IUP anthropology professor Amanda B. Poole, McElhaney Hall, Indiana University of Pennsylvania, April 15, 2016. Photo by Logan Hullinger.

“It’s wonderful to see,” Poole said during an interview in her McElhaney Hall office on Friday. “I hope it will prove that even a small community like ours can make a difference if we come together for a similar cause.”

Poole dismissed myths about Syrian refugees.

“Many people think that the refugees are the cause of these conflicts — and they couldn’t be more wrong,” Poole said. “They are the victims.
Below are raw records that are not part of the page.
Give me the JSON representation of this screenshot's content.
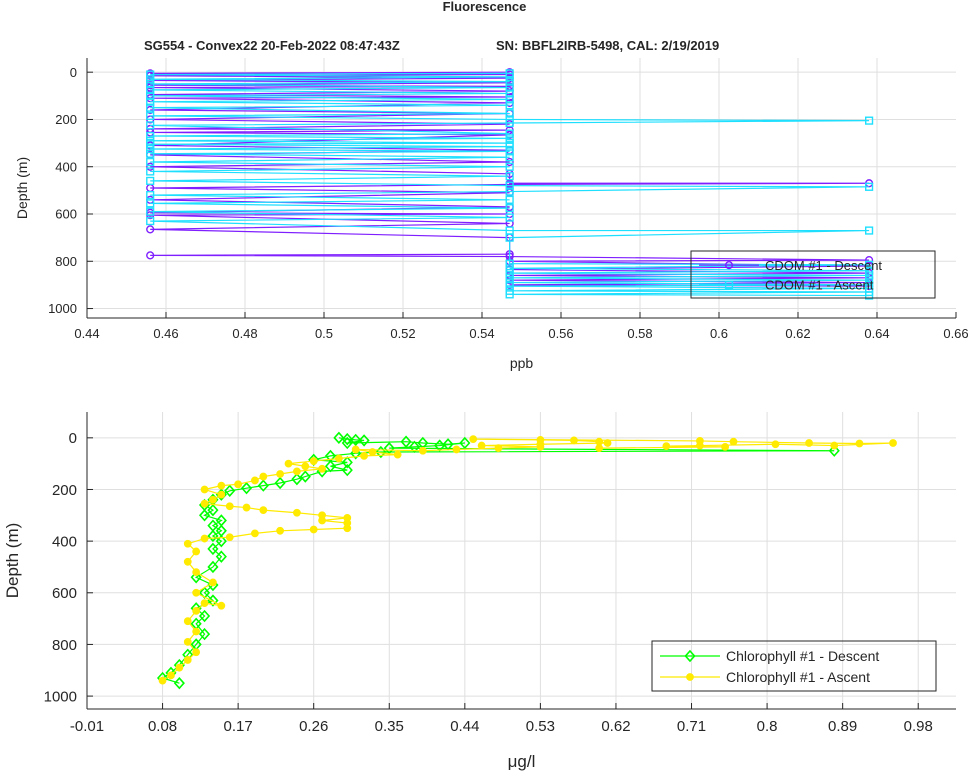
{
  "title": "Fluorescence",
  "subtitle_left": "SG554 - Convex22 20-Feb-2022 08:47:43Z",
  "subtitle_right": "SN: BBFL2IRB-5498, CAL: 2/19/2019",
  "chart_data": [
    {
      "type": "line",
      "xlabel": "ppb",
      "ylabel": "Depth (m)",
      "xlim": [
        0.44,
        0.66
      ],
      "ylim": [
        1040,
        -60
      ],
      "y_reversed": true,
      "xticks": [
        "0.44",
        "0.46",
        "0.48",
        "0.5",
        "0.52",
        "0.54",
        "0.56",
        "0.58",
        "0.6",
        "0.62",
        "0.64",
        "0.66"
      ],
      "xtick_values": [
        0.44,
        0.46,
        0.48,
        0.5,
        0.52,
        0.54,
        0.56,
        0.58,
        0.6,
        0.62,
        0.64,
        0.66
      ],
      "yticks": [
        "0",
        "200",
        "400",
        "600",
        "800",
        "1000"
      ],
      "ytick_values": [
        0,
        200,
        400,
        600,
        800,
        1000
      ],
      "grid": true,
      "legend_position": "bottom-right",
      "series": [
        {
          "name": "CDOM #1 - Descent",
          "color": "#7f1fff",
          "marker": "circle",
          "points": [
            [
              0.547,
              0
            ],
            [
              0.456,
              5
            ],
            [
              0.547,
              10
            ],
            [
              0.456,
              15
            ],
            [
              0.547,
              25
            ],
            [
              0.456,
              35
            ],
            [
              0.547,
              45
            ],
            [
              0.456,
              55
            ],
            [
              0.547,
              60
            ],
            [
              0.456,
              65
            ],
            [
              0.547,
              80
            ],
            [
              0.456,
              95
            ],
            [
              0.547,
              105
            ],
            [
              0.456,
              110
            ],
            [
              0.547,
              130
            ],
            [
              0.456,
              160
            ],
            [
              0.547,
              175
            ],
            [
              0.456,
              200
            ],
            [
              0.547,
              220
            ],
            [
              0.456,
              240
            ],
            [
              0.547,
              245
            ],
            [
              0.456,
              255
            ],
            [
              0.547,
              265
            ],
            [
              0.456,
              310
            ],
            [
              0.547,
              330
            ],
            [
              0.456,
              350
            ],
            [
              0.547,
              380
            ],
            [
              0.456,
              400
            ],
            [
              0.547,
              430
            ],
            [
              0.547,
              470
            ],
            [
              0.638,
              470
            ],
            [
              0.547,
              475
            ],
            [
              0.456,
              490
            ],
            [
              0.547,
              510
            ],
            [
              0.456,
              540
            ],
            [
              0.547,
              570
            ],
            [
              0.456,
              595
            ],
            [
              0.547,
              600
            ],
            [
              0.456,
              605
            ],
            [
              0.547,
              640
            ],
            [
              0.456,
              665
            ],
            [
              0.547,
              700
            ],
            [
              0.547,
              770
            ],
            [
              0.456,
              775
            ],
            [
              0.547,
              780
            ],
            [
              0.638,
              795
            ],
            [
              0.547,
              800
            ],
            [
              0.638,
              820
            ],
            [
              0.547,
              835
            ],
            [
              0.638,
              850
            ],
            [
              0.547,
              860
            ],
            [
              0.638,
              870
            ],
            [
              0.547,
              880
            ],
            [
              0.638,
              890
            ],
            [
              0.547,
              900
            ],
            [
              0.638,
              905
            ]
          ]
        },
        {
          "name": "CDOM #1 - Ascent",
          "color": "#1fdfff",
          "marker": "square",
          "points": [
            [
              0.638,
              945
            ],
            [
              0.547,
              940
            ],
            [
              0.638,
              930
            ],
            [
              0.547,
              925
            ],
            [
              0.638,
              915
            ],
            [
              0.547,
              905
            ],
            [
              0.638,
              900
            ],
            [
              0.547,
              890
            ],
            [
              0.638,
              880
            ],
            [
              0.547,
              870
            ],
            [
              0.638,
              860
            ],
            [
              0.547,
              850
            ],
            [
              0.638,
              840
            ],
            [
              0.547,
              830
            ],
            [
              0.638,
              815
            ],
            [
              0.547,
              810
            ],
            [
              0.547,
              700
            ],
            [
              0.638,
              670
            ],
            [
              0.547,
              670
            ],
            [
              0.456,
              630
            ],
            [
              0.547,
              615
            ],
            [
              0.456,
              590
            ],
            [
              0.547,
              575
            ],
            [
              0.456,
              555
            ],
            [
              0.547,
              540
            ],
            [
              0.456,
              520
            ],
            [
              0.547,
              505
            ],
            [
              0.638,
              485
            ],
            [
              0.547,
              480
            ],
            [
              0.456,
              460
            ],
            [
              0.547,
              440
            ],
            [
              0.456,
              420
            ],
            [
              0.547,
              400
            ],
            [
              0.456,
              380
            ],
            [
              0.547,
              360
            ],
            [
              0.456,
              345
            ],
            [
              0.547,
              335
            ],
            [
              0.456,
              325
            ],
            [
              0.547,
              315
            ],
            [
              0.456,
              305
            ],
            [
              0.547,
              300
            ],
            [
              0.456,
              290
            ],
            [
              0.547,
              280
            ],
            [
              0.456,
              270
            ],
            [
              0.547,
              260
            ],
            [
              0.456,
              225
            ],
            [
              0.547,
              215
            ],
            [
              0.638,
              205
            ],
            [
              0.547,
              200
            ],
            [
              0.456,
              185
            ],
            [
              0.547,
              175
            ],
            [
              0.456,
              150
            ],
            [
              0.547,
              140
            ],
            [
              0.456,
              125
            ],
            [
              0.547,
              115
            ],
            [
              0.456,
              100
            ],
            [
              0.547,
              90
            ],
            [
              0.456,
              75
            ],
            [
              0.547,
              65
            ],
            [
              0.456,
              50
            ],
            [
              0.547,
              40
            ],
            [
              0.456,
              30
            ],
            [
              0.547,
              20
            ],
            [
              0.456,
              10
            ],
            [
              0.547,
              5
            ]
          ]
        }
      ]
    },
    {
      "type": "line",
      "xlabel": "μg/l",
      "ylabel": "Depth (m)",
      "xlim": [
        -0.01,
        1.025
      ],
      "ylim": [
        1050,
        -100
      ],
      "y_reversed": true,
      "xticks": [
        "-0.01",
        "0.08",
        "0.17",
        "0.26",
        "0.35",
        "0.44",
        "0.53",
        "0.62",
        "0.71",
        "0.8",
        "0.89",
        "0.98"
      ],
      "xtick_values": [
        -0.01,
        0.08,
        0.17,
        0.26,
        0.35,
        0.44,
        0.53,
        0.62,
        0.71,
        0.8,
        0.89,
        0.98
      ],
      "yticks": [
        "0",
        "200",
        "400",
        "600",
        "800",
        "1000"
      ],
      "ytick_values": [
        0,
        200,
        400,
        600,
        800,
        1000
      ],
      "grid": true,
      "legend_position": "bottom-right",
      "series": [
        {
          "name": "Chlorophyll #1 - Descent",
          "color": "#00ff00",
          "marker": "diamond",
          "points": [
            [
              0.29,
              0
            ],
            [
              0.3,
              5
            ],
            [
              0.31,
              8
            ],
            [
              0.32,
              10
            ],
            [
              0.3,
              20
            ],
            [
              0.37,
              15
            ],
            [
              0.39,
              20
            ],
            [
              0.42,
              25
            ],
            [
              0.44,
              20
            ],
            [
              0.41,
              30
            ],
            [
              0.38,
              35
            ],
            [
              0.35,
              40
            ],
            [
              0.88,
              50
            ],
            [
              0.34,
              55
            ],
            [
              0.31,
              60
            ],
            [
              0.28,
              70
            ],
            [
              0.26,
              85
            ],
            [
              0.3,
              95
            ],
            [
              0.28,
              110
            ],
            [
              0.3,
              125
            ],
            [
              0.27,
              130
            ],
            [
              0.25,
              150
            ],
            [
              0.24,
              160
            ],
            [
              0.22,
              175
            ],
            [
              0.2,
              185
            ],
            [
              0.18,
              195
            ],
            [
              0.16,
              205
            ],
            [
              0.15,
              220
            ],
            [
              0.14,
              240
            ],
            [
              0.13,
              260
            ],
            [
              0.14,
              280
            ],
            [
              0.13,
              300
            ],
            [
              0.15,
              320
            ],
            [
              0.14,
              340
            ],
            [
              0.15,
              360
            ],
            [
              0.14,
              380
            ],
            [
              0.15,
              400
            ],
            [
              0.14,
              430
            ],
            [
              0.15,
              460
            ],
            [
              0.14,
              500
            ],
            [
              0.12,
              540
            ],
            [
              0.14,
              570
            ],
            [
              0.13,
              600
            ],
            [
              0.14,
              630
            ],
            [
              0.12,
              660
            ],
            [
              0.13,
              690
            ],
            [
              0.12,
              720
            ],
            [
              0.13,
              760
            ],
            [
              0.12,
              800
            ],
            [
              0.11,
              840
            ],
            [
              0.1,
              880
            ],
            [
              0.09,
              910
            ],
            [
              0.08,
              930
            ],
            [
              0.1,
              950
            ]
          ]
        },
        {
          "name": "Chlorophyll #1 - Ascent",
          "color": "#ffea00",
          "marker": "circle",
          "points": [
            [
              0.08,
              940
            ],
            [
              0.09,
              920
            ],
            [
              0.1,
              890
            ],
            [
              0.11,
              860
            ],
            [
              0.12,
              830
            ],
            [
              0.11,
              790
            ],
            [
              0.12,
              750
            ],
            [
              0.11,
              710
            ],
            [
              0.12,
              670
            ],
            [
              0.13,
              640
            ],
            [
              0.15,
              650
            ],
            [
              0.12,
              600
            ],
            [
              0.14,
              560
            ],
            [
              0.12,
              520
            ],
            [
              0.11,
              480
            ],
            [
              0.12,
              440
            ],
            [
              0.11,
              410
            ],
            [
              0.13,
              390
            ],
            [
              0.16,
              385
            ],
            [
              0.19,
              370
            ],
            [
              0.22,
              360
            ],
            [
              0.26,
              355
            ],
            [
              0.3,
              350
            ],
            [
              0.3,
              330
            ],
            [
              0.27,
              320
            ],
            [
              0.3,
              310
            ],
            [
              0.27,
              300
            ],
            [
              0.24,
              290
            ],
            [
              0.2,
              280
            ],
            [
              0.18,
              270
            ],
            [
              0.16,
              265
            ],
            [
              0.13,
              255
            ],
            [
              0.14,
              240
            ],
            [
              0.15,
              220
            ],
            [
              0.13,
              200
            ],
            [
              0.15,
              185
            ],
            [
              0.17,
              180
            ],
            [
              0.19,
              165
            ],
            [
              0.2,
              150
            ],
            [
              0.22,
              140
            ],
            [
              0.24,
              130
            ],
            [
              0.27,
              120
            ],
            [
              0.25,
              110
            ],
            [
              0.23,
              100
            ],
            [
              0.26,
              90
            ],
            [
              0.29,
              80
            ],
            [
              0.32,
              70
            ],
            [
              0.36,
              65
            ],
            [
              0.33,
              55
            ],
            [
              0.31,
              45
            ],
            [
              0.39,
              50
            ],
            [
              0.43,
              45
            ],
            [
              0.48,
              40
            ],
            [
              0.53,
              35
            ],
            [
              0.46,
              30
            ],
            [
              0.53,
              25
            ],
            [
              0.61,
              20
            ],
            [
              0.6,
              15
            ],
            [
              0.57,
              10
            ],
            [
              0.53,
              8
            ],
            [
              0.45,
              5
            ],
            [
              0.72,
              12
            ],
            [
              0.76,
              15
            ],
            [
              0.85,
              20
            ],
            [
              0.91,
              22
            ],
            [
              0.95,
              20
            ],
            [
              0.88,
              30
            ],
            [
              0.81,
              25
            ],
            [
              0.72,
              30
            ],
            [
              0.68,
              32
            ],
            [
              0.75,
              35
            ],
            [
              0.6,
              40
            ]
          ]
        }
      ]
    }
  ]
}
And they have plenty to offer to the areas where they migrate, if people give them the chance.”

Poole acknowledged growing resistance in Europe to refugees fleeing conflicts in the Mideast and elsewhere.

“People are worried about refugees bringing extremism and violence into their home countries,” Poole said. “But if refugees see promise and kindness in the areas where they move, that won’t be a problem.”


URGENCY trumps anxiety, Hanna said.

“People are starving and being tortured because they were in the wrong place and the wrong time,” Hanna said. “So let’s put a stop to this.”

Sunhachawi-Taylor said she is hopeful of efforts here.

“I’m very happy with the collaboration between the university and the community,” Sunhachawi-Taylor said. “I’m positive that this effort, through education and awareness, can be a stepping-stone to reforming the terrible things going on.”

The RWG is developing a Syrian refugee awareness workshop for IUP’s 2016 fall semester and preparing to sponsor a Syrian refugee in Indiana County, Sunhachawi-Taylor said.